Runners looking to win over non-runners will often note the simplicity of the sport as a selling point.

The convincing argument goes something like this: “All you need is a pair of shoes!”

Unlike all the gear needed for skiing or softball, running requires just one piece of equipment to get started.

But runners who have logged enough miles will also tell you about how that pair of shoes won’t last very long. Industry experts say shoes should be retired after 300 or 500 miles. At that distance, the shoe’s materials start to break down, which could lead to nuisances in the form of aches and pains or nightmares in the form of more serious injuries.

So runners tend to follow this advice, meaning they go through lots of shoes. If someone’s running 4 miles per day, they could reach this mark in three to five months.

This is why runners run into a shared predicament, one often heard at stores like Colorado Running Co.

“So many people come in with their old shoes,” says Lisa Coe, a manager at the Colorado Springs shop. “They just don’t know what to do with them.”
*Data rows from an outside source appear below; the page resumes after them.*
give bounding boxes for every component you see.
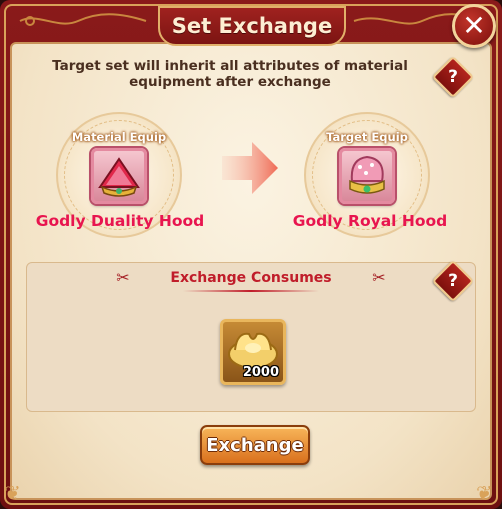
close-icon: ✕ bbox=[462, 9, 486, 42]
help-icon: ? bbox=[448, 67, 458, 87]
royal-hood-icon bbox=[349, 155, 385, 194]
title-tab: Set Exchange bbox=[158, 6, 346, 46]
target-label: Target Equip bbox=[326, 130, 408, 144]
consume-title: Exchange Consumes bbox=[170, 270, 332, 286]
title-swirl-left bbox=[19, 13, 147, 26]
arrow-right-icon bbox=[222, 142, 278, 194]
target-item-name: Godly Royal Hood bbox=[292, 212, 448, 230]
close-button[interactable]: ✕ bbox=[452, 4, 496, 48]
material-label: Material Equip bbox=[71, 130, 167, 144]
corner-ornament-icon: ❦ bbox=[4, 481, 21, 505]
exchange-button[interactable]: Exchange bbox=[200, 425, 310, 465]
exchange-button-label: Exchange bbox=[206, 434, 304, 456]
help-icon: ? bbox=[448, 271, 458, 291]
target-item-button[interactable] bbox=[339, 148, 395, 204]
consume-divider bbox=[183, 290, 319, 292]
dialog-title: Set Exchange bbox=[171, 14, 333, 38]
duality-hood-icon bbox=[98, 157, 140, 197]
material-item-button[interactable] bbox=[91, 148, 147, 204]
cost-amount: 2000 bbox=[242, 365, 279, 380]
dialog-description: Target set will inherit all attributes o… bbox=[52, 58, 408, 90]
cost-item[interactable]: 2000 bbox=[220, 319, 286, 385]
material-item-name: Godly Duality Hood bbox=[35, 212, 205, 230]
corner-ornament-icon: ❦ bbox=[476, 481, 493, 505]
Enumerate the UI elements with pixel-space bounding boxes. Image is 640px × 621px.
She’s heard tales of piles of worn-out shoes stored in closets, representing decades of races and training runs. Maybe they keep some to remember a meaningful run. Maybe they keep shoes to mow the lawn. Maybe they pass them down to a family member to wear to school. Maybe they ultimately toss them in the trash.
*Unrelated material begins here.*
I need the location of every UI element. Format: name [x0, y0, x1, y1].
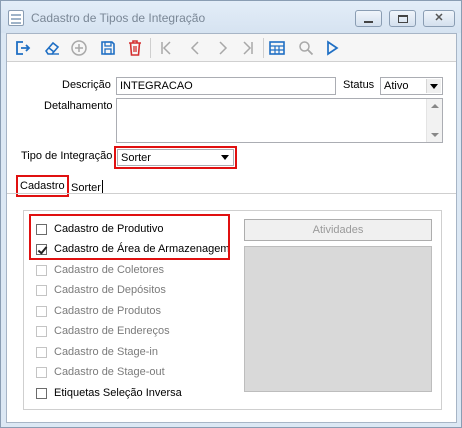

Other, more environmentally sound options have popped up over the years, seeking to give new life to old shoes.

Most running stores allow customers to drop off shoes to be recycled via an array of charities or programs. In Colorado Springs, you can drop off shoes at the Colorado Running Co. and the Boulder Running Co.

On most days, both places will have boxes overflowing with shoes ready to be sorted and picked up by their recycling partners.

Coe said customers bring in shoes to add every day.

The selection ranges from gently worn to worn out.

“See these?” Coe says picking up a navy pair of Altra shoes from a bag in the back of the store. “Somebody could get a lot of use out of these.”

Others have holes in them or are covered in dirt.

Some will go to Sneakers4Funds, a Florida-based company described on its website as a “social enterprise founded by runners just looking to use our sneakers for good.” Through the Sneakers For Good Program, shoes are repurposed and recycled to give to those in need. Plus, for each pair of shoes, $1 is donated to Achilles Pikes Peak, which pairs runners with disabilities with volunteer guides who train and run together.

Other shoes are picked up, twice per month, by a volunteer with One World Running, an organization based in Boulder that collects used shoes, cleans them and distributes them to people in need in Central America, Africa and the Caribbean. Since launching in 1985, a group of volunteers in Boulder has collected, washed and sent more than 50,000 pairs of shoes, as well as T-shirts and shorts.

“As runners, shoes are probably our biggest waste,” Coe said. “It’s nice to be able to be able to do something good with them.”

Major companies including Nike, Brooks and Patagonia have gotten into the shoe recycling game. You can find drop-off bins at Nike store locations around the country, including its outlet location in Castle Rock.

Through Nike’s program, those shoes will be ground up and used as material for athletic fields, playgrounds and furniture pieces. Since 1990, Nike has repurposed more than 30 million pairs.

Boulder Running Co. donates shoes to a cause in Denver that turns shoes that are “100 percent spent” into material for school playgrounds in the state, says Eric Salsman, who manages the store’s Colorado Springs location.

“Landfills are filling up and they’re filling up with materials that could easily be repurposed,” he said.

He estimates the store gets 50 to 60 pairs of shoes per month. The ones in better shape go to Springs Rescue Mission or Treasure House of Hope.

“A lot of people might throw shoes away that still have miles on them for someone else,” Salsman said. “If we throw them out, that’s a lot of wasted potential.”